I recently spoke with Jen Towns, director of retention marketing at AOL, who has the intriguing job of retaining AOL’s two million paid subscribers (notably a very small portion of its 220 million users). Unsurprisingly, those customers who engage with products are least like to drop-off.

To put some metrics around retention, Towns uses Adobe’s marketing cloud to do A/B and multivariate tests to know which outreach yields the best outcomes. Since implementing testing last year, Towns had some curious instances in which data defied instinct.

For one, her division had a program that waived the outstanding balance for delinquent subscribers if they updated their method of payment. Going on pure instinct, this program seemed to be "a no brainer."

“And yet when we tested, we found a 10% decrease in those updating payments,” Towns said, adding the approach may have felt suspicious to consumers accustomed to a more direct payment method from AOL.

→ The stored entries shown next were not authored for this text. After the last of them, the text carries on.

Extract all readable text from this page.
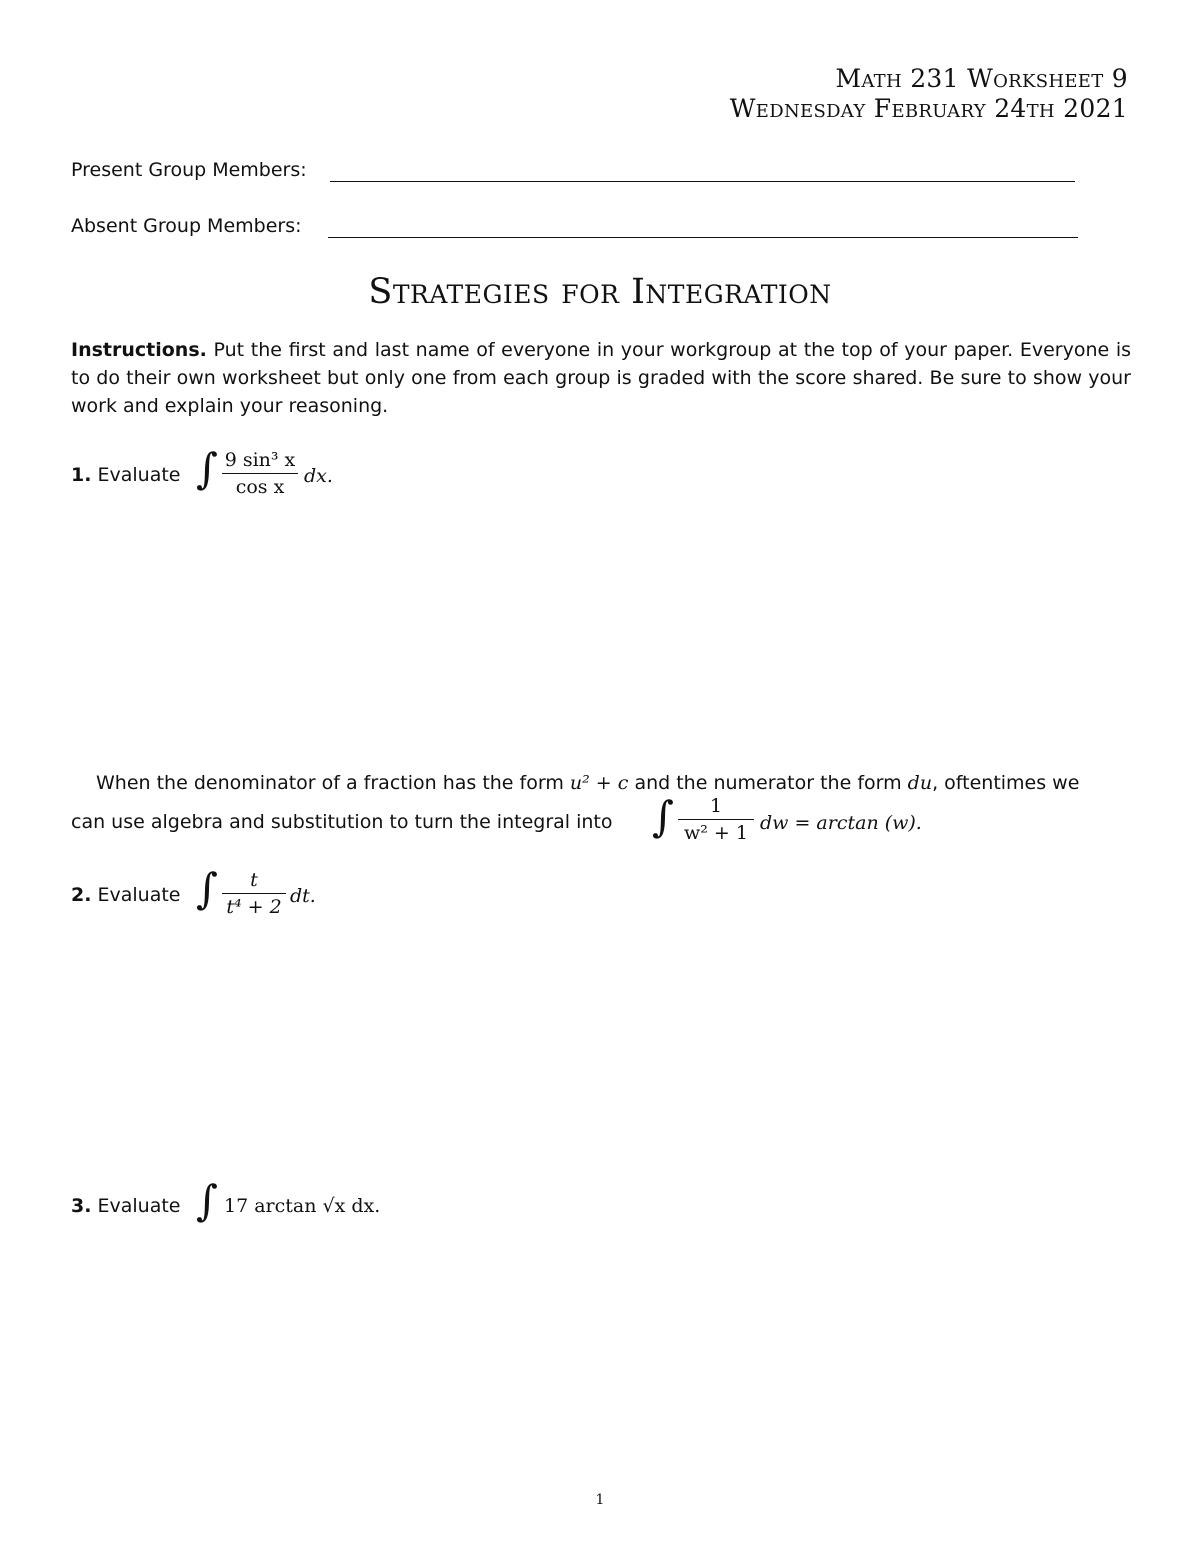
Math 231 Worksheet 9
Wednesday February 24th 2021
Present Group Members:
Absent Group Members:
Strategies for Integration
Instructions. Put the first and last name of everyone in your workgroup at the top of your paper. Everyone is to do their own worksheet but only one from each group is graded with the score shared. Be sure to show your work and explain your reasoning.
1. Evaluate ∫ 9 sin³ x
cos x	dx.
When the denominator of a fraction has the form u² + c and the numerator the form du, oftentimes we
can use algebra and substitution to turn the integral into ∫	1
w² + 1 dw = arctan (w).
2. Evaluate ∫	t
t⁴ + 2 dt.
3. Evaluate ∫ 17 arctan √x dx.
1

Another tested the call-to-action(CTA) button for AOL’s legal product Hyatt Legal Plans.

“Everyone went with their gut on this and just created a button that says ‘Call now,’” but the engagement was less than 1%. “So we tested a CTA button that said ‘Get Started’ and found more than 1000% increase in engagement.”

For the PR industry, the challenge is often client or executive buy-in, especially for organizations that haven’t traditionally incorporated testing into their services. For Towns, the key was capturing a measurable gain first.

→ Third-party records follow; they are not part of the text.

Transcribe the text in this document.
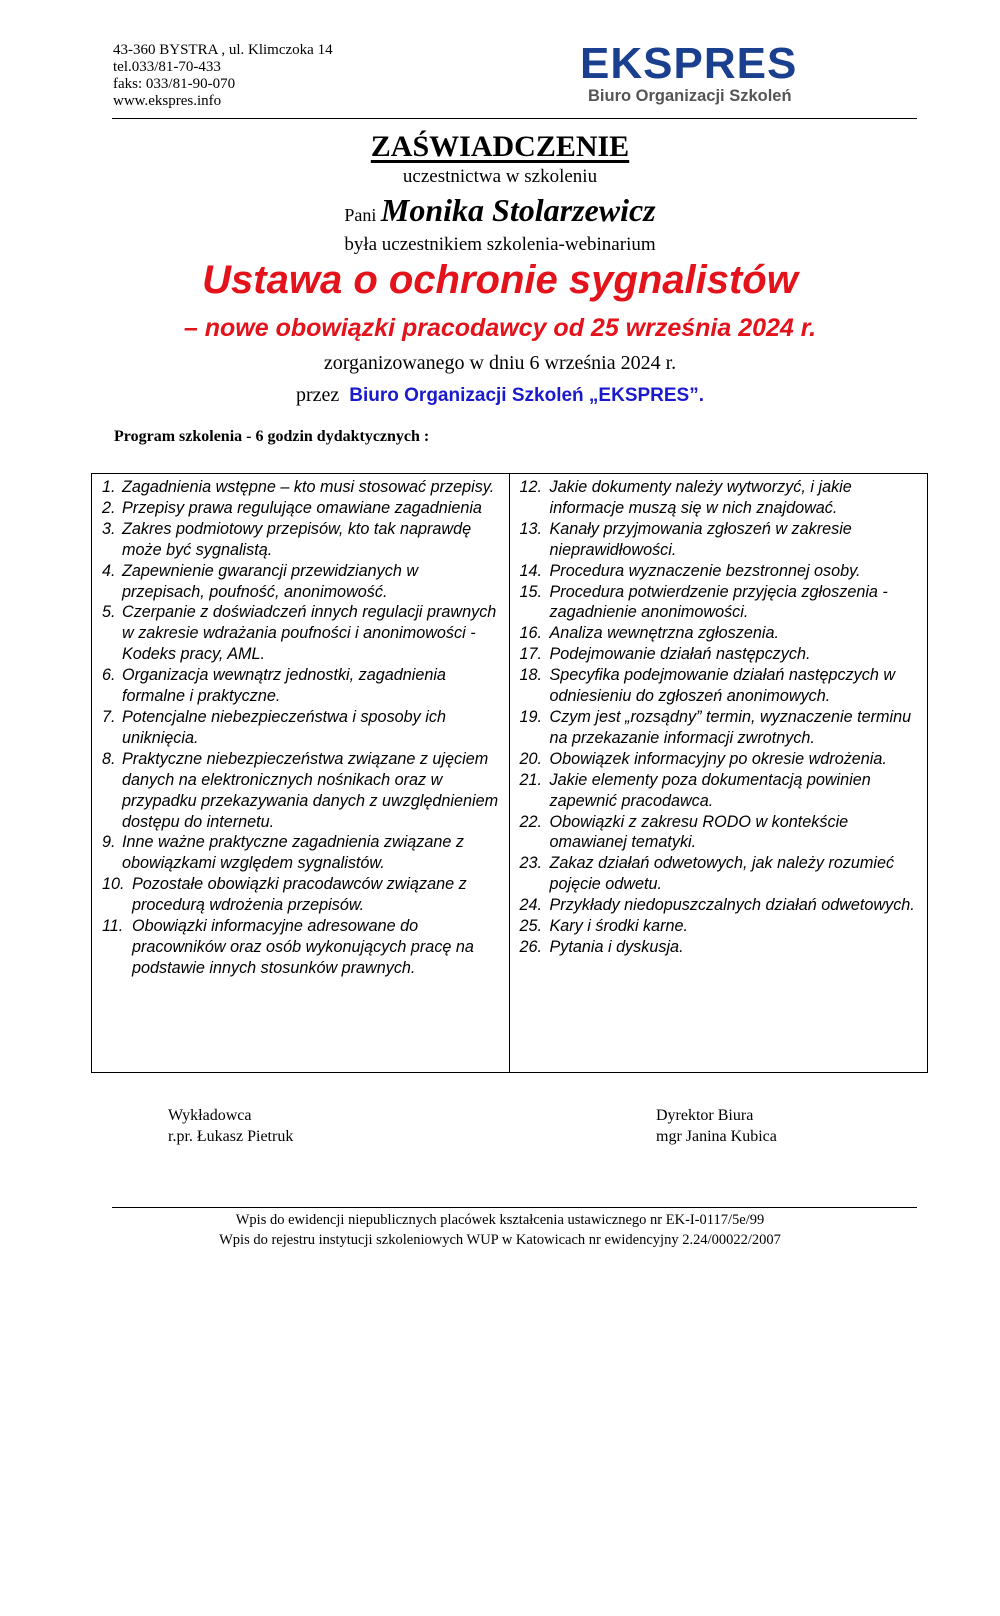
43-360 BYSTRA , ul. Klimczoka 14
tel.033/81-70-433
faks: 033/81-90-070
www.ekspres.info
EKSPRES
Biuro Organizacji Szkoleń
ZAŚWIADCZENIE
uczestnictwa w szkoleniu
Pani Monika Stolarzewicz
była uczestnikiem szkolenia-webinarium
Ustawa o ochronie sygnalistów
– nowe obowiązki pracodawcy od 25 września 2024 r.
zorganizowanego w dniu 6 września 2024 r.
przez Biuro Organizacji Szkoleń „EKSPRES”.
Program szkolenia - 6 godzin dydaktycznych :
1. Zagadnienia wstępne – kto musi stosować przepisy.
2. Przepisy prawa regulujące omawiane zagadnienia
3. Zakres podmiotowy przepisów, kto tak naprawdę może być sygnalistą.
4. Zapewnienie gwarancji przewidzianych w przepisach, poufność, anonimowość.
5. Czerpanie z doświadczeń innych regulacji prawnych w zakresie wdrażania poufności i anonimowości - Kodeks pracy, AML.
6. Organizacja wewnątrz jednostki, zagadnienia formalne i praktyczne.
7. Potencjalne niebezpieczeństwa i sposoby ich uniknięcia.
8. Praktyczne niebezpieczeństwa związane z ujęciem danych na elektronicznych nośnikach oraz w przypadku przekazywania danych z uwzględnieniem dostępu do internetu.
9. Inne ważne praktyczne zagadnienia związane z obowiązkami względem sygnalistów.
10. Pozostałe obowiązki pracodawców związane z procedurą wdrożenia przepisów.
11. Obowiązki informacyjne adresowane do pracowników oraz osób wykonujących pracę na podstawie innych stosunków prawnych.
12. Jakie dokumenty należy wytworzyć, i jakie informacje muszą się w nich znajdować.
13. Kanały przyjmowania zgłoszeń w zakresie nieprawidłowości.
14. Procedura wyznaczenie bezstronnej osoby.
15. Procedura potwierdzenie przyjęcia zgłoszenia - zagadnienie anonimowości.
16. Analiza wewnętrzna zgłoszenia.
17. Podejmowanie działań następczych.
18. Specyfika podejmowanie działań następczych w odniesieniu do zgłoszeń anonimowych.
19. Czym jest „rozsądny” termin, wyznaczenie terminu na przekazanie informacji zwrotnych.
20. Obowiązek informacyjny po okresie wdrożenia.
21. Jakie elementy poza dokumentacją powinien zapewnić pracodawca.
22. Obowiązki z zakresu RODO w kontekście omawianej tematyki.
23. Zakaz działań odwetowych, jak należy rozumieć pojęcie odwetu.
24. Przykłady niedopuszczalnych działań odwetowych.
25. Kary i środki karne.
26. Pytania i dyskusja.
Wykładowca
r.pr. Łukasz Pietruk
Dyrektor Biura
mgr Janina Kubica
Wpis do ewidencji niepublicznych placówek kształcenia ustawicznego nr EK-I-0117/5e/99
Wpis do rejestru instytucji szkoleniowych WUP w Katowicach nr ewidencyjny 2.24/00022/2007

“You don’t need to tell everyone what you’re doing - do it on top of your day job,” she says. “When I got my first win, I went for executive buy-in and was able to show them I could do this without a lot of extra resources.”

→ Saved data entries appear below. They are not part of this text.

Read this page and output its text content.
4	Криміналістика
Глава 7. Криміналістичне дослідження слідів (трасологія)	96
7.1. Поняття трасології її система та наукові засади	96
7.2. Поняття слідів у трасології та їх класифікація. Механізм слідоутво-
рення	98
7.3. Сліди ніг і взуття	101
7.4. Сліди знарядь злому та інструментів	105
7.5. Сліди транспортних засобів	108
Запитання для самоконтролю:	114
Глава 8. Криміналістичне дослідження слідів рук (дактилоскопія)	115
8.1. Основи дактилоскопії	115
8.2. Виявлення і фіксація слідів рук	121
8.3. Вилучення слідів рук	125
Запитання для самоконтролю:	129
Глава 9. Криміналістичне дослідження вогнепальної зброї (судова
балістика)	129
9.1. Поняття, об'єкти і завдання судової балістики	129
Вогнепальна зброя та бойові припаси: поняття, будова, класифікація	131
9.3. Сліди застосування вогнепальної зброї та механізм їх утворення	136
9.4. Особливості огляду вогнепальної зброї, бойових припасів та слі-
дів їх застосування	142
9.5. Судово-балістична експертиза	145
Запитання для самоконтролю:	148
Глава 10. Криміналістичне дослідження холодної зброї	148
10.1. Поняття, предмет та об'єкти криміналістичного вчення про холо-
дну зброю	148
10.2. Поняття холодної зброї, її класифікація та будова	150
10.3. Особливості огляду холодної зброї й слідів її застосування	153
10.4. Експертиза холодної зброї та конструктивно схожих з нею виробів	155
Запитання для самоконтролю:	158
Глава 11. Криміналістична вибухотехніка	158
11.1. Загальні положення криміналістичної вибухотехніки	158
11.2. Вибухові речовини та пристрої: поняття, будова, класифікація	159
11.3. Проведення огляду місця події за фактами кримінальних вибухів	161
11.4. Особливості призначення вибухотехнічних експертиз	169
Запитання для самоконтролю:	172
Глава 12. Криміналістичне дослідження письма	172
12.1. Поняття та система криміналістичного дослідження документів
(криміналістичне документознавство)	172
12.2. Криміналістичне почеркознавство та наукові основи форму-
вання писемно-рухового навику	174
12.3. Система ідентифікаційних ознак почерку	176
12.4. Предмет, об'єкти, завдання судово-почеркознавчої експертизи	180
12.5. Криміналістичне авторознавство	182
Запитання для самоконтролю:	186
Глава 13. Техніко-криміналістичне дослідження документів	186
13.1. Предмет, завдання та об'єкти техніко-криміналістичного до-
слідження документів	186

In an interesting defiance of popular convention, Towns eschews real-time optimization.

“Real-time is dangerous,” she says. “Often I’ll see a 200% lift right away and then within two weeks, it’s a 36% loss. Time will normalize data.”

So how do you get an entire organization into a testing mindset? Towns recalled an example of an organization (not AOL) that uses poker chips to bet on outcomes.

“Testing lets you take the highest paid opinions in the room and test them,” she adds.